When David McGruther fled, he left tell-tale fingerprints and bloody footprints. He hastily headed for Auckland in his car, stopping at a Katikati service station at 5.30 am, where a forecourt attendant was struck by his red, bloodshot eyes. Despite the cold, he was barefoot and wearing a short-sleeved top.
By late afternoon, McGruther had booked into a Papatoetoe caravan park. Until his arrest 12 days later, he moved around South Auckland caravan parks and acquaintances. As money ran out, he slept in his car.
Five days after the murder, he went to visit his father, Piers McGruther, at a Mangere hostel. The younger McGruther had been evicted from the same hostel three months earlier because of his "out of control behaviour".
Mr McGruther told police his son appeared depressed and distressed, telling him on a second visit: "I think I've killed somebody."
He had a newspaper open at a story on the Tauranga murder and was crying.
While his father was inside contacting Middlemore Hospital, McGruther made an attempt to cut his wrists.
Mr McGruther took his son to the hospital where, he said, he had sought on previous occasions to have him assessed because of his anger and social problems.
When Detective Sergeant Lew Warner from Tauranga interviewed McGruther at a secure psychiatric unit in Otahuhu on June 27, the sobbing young man admitted killing a man with a knife.
"Why, why, why ... I don't know why I did it.

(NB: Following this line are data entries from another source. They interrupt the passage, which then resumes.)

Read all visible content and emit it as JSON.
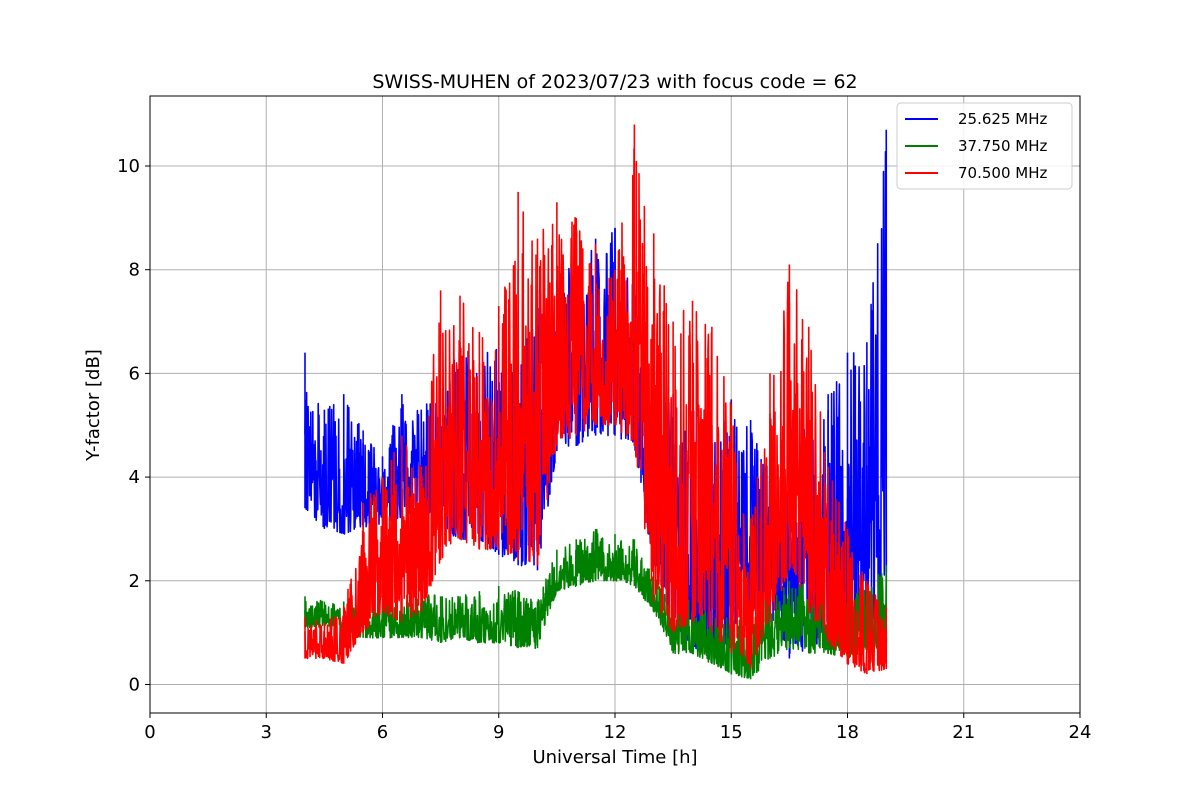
{
  "chart_data": {
    "type": "line",
    "title": "SWISS-MUHEN of 2023/07/23 with focus code = 62",
    "xlabel": "Universal Time [h]",
    "ylabel": "Y-factor [dB]",
    "xlim": [
      0,
      24
    ],
    "ylim": [
      -0.55,
      11.35
    ],
    "xticks": [
      0,
      3,
      6,
      9,
      12,
      15,
      18,
      21,
      24
    ],
    "yticks": [
      0,
      2,
      4,
      6,
      8,
      10
    ],
    "grid": true,
    "legend_position": "top-right",
    "series": [
      {
        "name": "25.625 MHz",
        "color": "#0000ff",
        "x": [
          4.0,
          4.5,
          5.0,
          5.5,
          6.0,
          6.5,
          7.0,
          7.5,
          8.0,
          8.5,
          9.0,
          9.5,
          10.0,
          10.5,
          11.0,
          11.5,
          12.0,
          12.5,
          13.0,
          13.5,
          14.0,
          14.5,
          15.0,
          15.5,
          16.0,
          16.5,
          17.0,
          17.5,
          18.0,
          18.5,
          19.0
        ],
        "low": [
          3.4,
          3.0,
          2.9,
          3.0,
          3.1,
          3.2,
          3.4,
          3.0,
          2.8,
          2.8,
          2.5,
          2.3,
          2.2,
          4.5,
          4.6,
          4.8,
          4.8,
          4.6,
          2.3,
          1.2,
          0.7,
          0.5,
          0.9,
          1.5,
          1.3,
          0.5,
          0.7,
          0.8,
          1.0,
          1.2,
          1.4
        ],
        "high": [
          6.4,
          5.3,
          5.6,
          4.9,
          4.4,
          5.6,
          5.3,
          5.7,
          6.6,
          6.2,
          6.9,
          7.2,
          7.6,
          7.8,
          8.2,
          8.6,
          8.8,
          7.6,
          6.0,
          5.6,
          5.3,
          5.0,
          5.5,
          5.1,
          4.3,
          4.2,
          5.7,
          5.6,
          6.4,
          6.6,
          10.7
        ]
      },
      {
        "name": "37.750 MHz",
        "color": "#008000",
        "x": [
          4.0,
          4.5,
          5.0,
          5.5,
          6.0,
          6.5,
          7.0,
          7.5,
          8.0,
          8.5,
          9.0,
          9.5,
          10.0,
          10.5,
          11.0,
          11.5,
          12.0,
          12.5,
          13.0,
          13.5,
          14.0,
          14.5,
          15.0,
          15.5,
          16.0,
          16.5,
          17.0,
          17.5,
          18.0,
          18.5,
          19.0
        ],
        "low": [
          1.1,
          1.1,
          1.0,
          0.9,
          0.9,
          0.9,
          0.9,
          0.8,
          0.9,
          0.8,
          0.8,
          0.7,
          0.7,
          1.8,
          1.9,
          2.0,
          2.0,
          1.9,
          1.4,
          0.6,
          0.6,
          0.4,
          0.2,
          0.1,
          0.5,
          0.7,
          0.6,
          0.6,
          0.5,
          0.6,
          0.7
        ],
        "high": [
          1.7,
          1.6,
          1.6,
          1.7,
          1.7,
          1.7,
          1.8,
          1.7,
          1.7,
          1.8,
          1.9,
          1.8,
          1.6,
          2.6,
          2.8,
          3.0,
          2.9,
          2.8,
          2.1,
          1.6,
          1.9,
          1.4,
          1.3,
          1.2,
          1.8,
          2.0,
          1.9,
          1.8,
          1.8,
          1.9,
          2.3
        ]
      },
      {
        "name": "70.500 MHz",
        "color": "#ff0000",
        "x": [
          4.0,
          4.5,
          5.0,
          5.5,
          6.0,
          6.5,
          7.0,
          7.5,
          8.0,
          8.5,
          9.0,
          9.5,
          10.0,
          10.5,
          11.0,
          11.5,
          12.0,
          12.5,
          13.0,
          13.5,
          14.0,
          14.5,
          15.0,
          15.5,
          16.0,
          16.5,
          17.0,
          17.5,
          18.0,
          18.5,
          19.0
        ],
        "low": [
          0.5,
          0.5,
          0.4,
          1.0,
          1.4,
          1.2,
          1.4,
          2.4,
          2.8,
          2.6,
          2.6,
          2.4,
          2.3,
          4.6,
          4.8,
          5.0,
          5.0,
          4.6,
          1.6,
          1.0,
          1.2,
          1.0,
          0.6,
          0.3,
          1.2,
          2.2,
          1.4,
          0.8,
          0.4,
          0.2,
          0.3
        ],
        "high": [
          1.3,
          1.2,
          1.5,
          3.5,
          4.0,
          4.8,
          4.2,
          7.6,
          7.5,
          6.8,
          7.3,
          9.5,
          8.6,
          9.3,
          9.0,
          8.5,
          8.0,
          10.8,
          8.7,
          7.0,
          7.4,
          6.9,
          5.4,
          3.2,
          6.0,
          8.1,
          6.9,
          4.2,
          3.0,
          2.0,
          1.5
        ]
      }
    ]
  }
}
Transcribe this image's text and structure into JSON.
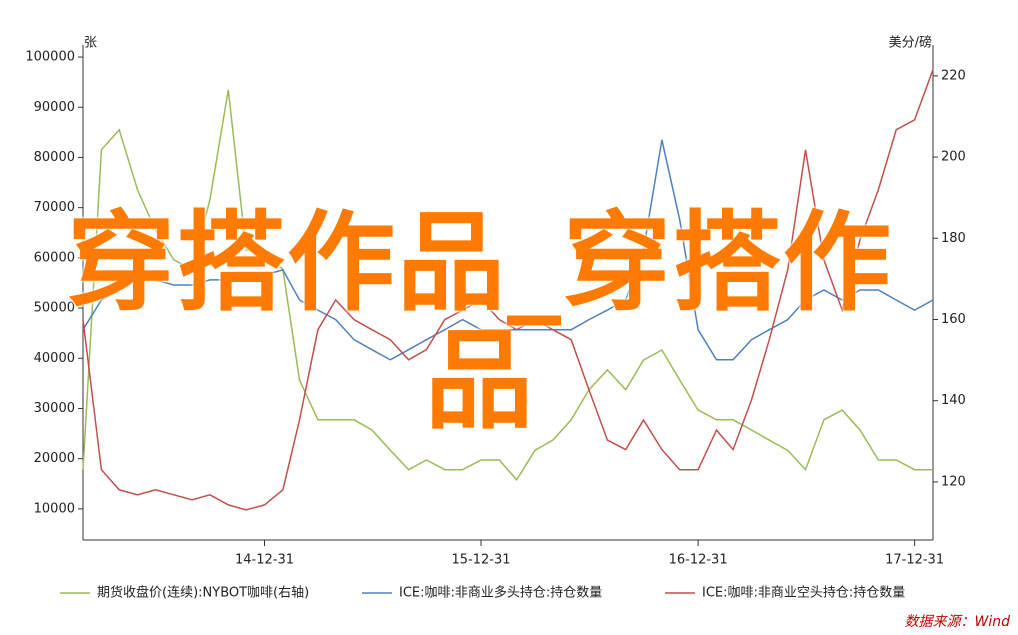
{
  "chart_data": {
    "type": "line",
    "y_label": "张",
    "y2_label": "美分/磅",
    "watermark": "穿搭作品_穿搭作品",
    "source": "数据来源：Wind",
    "x": [
      "14-02-28",
      "14-03-31",
      "14-04-30",
      "14-05-31",
      "14-06-30",
      "14-07-31",
      "14-08-31",
      "14-09-30",
      "14-10-31",
      "14-11-30",
      "14-12-31",
      "15-01-31",
      "15-02-28",
      "15-03-31",
      "15-04-30",
      "15-05-31",
      "15-06-30",
      "15-07-31",
      "15-08-31",
      "15-09-30",
      "15-10-31",
      "15-11-30",
      "15-12-31",
      "16-01-31",
      "16-02-29",
      "16-03-31",
      "16-04-30",
      "16-05-31",
      "16-06-30",
      "16-07-31",
      "16-08-31",
      "16-09-30",
      "16-10-31",
      "16-11-30",
      "16-12-31",
      "17-01-31",
      "17-02-28",
      "17-03-31",
      "17-04-30",
      "17-05-31",
      "17-06-30",
      "17-07-31",
      "17-08-31",
      "17-09-30",
      "17-10-31",
      "17-11-30",
      "17-12-31",
      "18-01-31"
    ],
    "xlim": [
      "14-02-28",
      "18-01-31"
    ],
    "xticks": [
      "14-12-31",
      "15-12-31",
      "16-12-31",
      "17-12-31"
    ],
    "ylim": [
      3800,
      102400
    ],
    "yticks": [
      10000,
      20000,
      30000,
      40000,
      50000,
      60000,
      70000,
      80000,
      90000,
      100000
    ],
    "y2lim": [
      105.7,
      227.6
    ],
    "y2ticks": [
      120,
      140,
      160,
      180,
      200,
      220
    ],
    "series": [
      {
        "name": "期货收盘价(连续):NYBOT咖啡(右轴)",
        "color": "#9bbb59",
        "axis": "y2",
        "values": [
          123.0,
          201.8,
          206.7,
          191.9,
          182.1,
          174.7,
          172.3,
          189.5,
          216.6,
          177.1,
          177.1,
          172.3,
          145.1,
          135.3,
          135.3,
          135.3,
          132.8,
          127.8,
          123.0,
          125.4,
          123.0,
          123.0,
          125.4,
          125.4,
          120.5,
          127.8,
          130.3,
          135.3,
          142.7,
          147.6,
          142.7,
          150.0,
          152.5,
          145.1,
          137.7,
          135.3,
          135.3,
          132.8,
          130.3,
          127.8,
          123.0,
          135.3,
          137.7,
          132.8,
          125.4,
          125.4,
          123.0,
          123.0
        ]
      },
      {
        "name": "ICE:咖啡:非商业多头持仓:持仓数量",
        "color": "#4f81bd",
        "values": [
          45700,
          51600,
          53600,
          55600,
          55600,
          54600,
          54600,
          55600,
          55600,
          55600,
          56600,
          57600,
          51600,
          49600,
          47700,
          43700,
          41700,
          39700,
          41700,
          43700,
          45700,
          47700,
          45700,
          45700,
          45700,
          45700,
          45700,
          45700,
          47700,
          49600,
          51600,
          61600,
          83500,
          67600,
          45700,
          39700,
          39700,
          43700,
          45700,
          47700,
          51600,
          53600,
          51600,
          53600,
          53600,
          51600,
          49600,
          51600
        ]
      },
      {
        "name": "ICE:咖啡:非商业空头持仓:持仓数量",
        "color": "#c0504d",
        "values": [
          47700,
          17800,
          13800,
          12800,
          13800,
          12800,
          11800,
          12800,
          10800,
          9800,
          10800,
          13800,
          27700,
          45700,
          51600,
          47700,
          45700,
          43700,
          39700,
          41700,
          47700,
          49600,
          51600,
          47700,
          45700,
          47700,
          45700,
          43700,
          33700,
          23700,
          21800,
          27700,
          21800,
          17800,
          17800,
          25700,
          21800,
          31700,
          43700,
          57600,
          81500,
          59600,
          49600,
          63600,
          73600,
          85500,
          87500,
          97500
        ]
      }
    ]
  }
}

I'm not a bad person."
McGruther, whom psychiatrists later ruled to be legally sane, also said: "I've lost my soul. I'm going to jail."
This week he pleaded guilty to murdering Noel McKenzie.
Detectives said they might visit him behind bars in the hope of finding a motive for the killing. But McGruther has instructed his lawyer, Paul Mabey, QC, that he does not want to speak to police.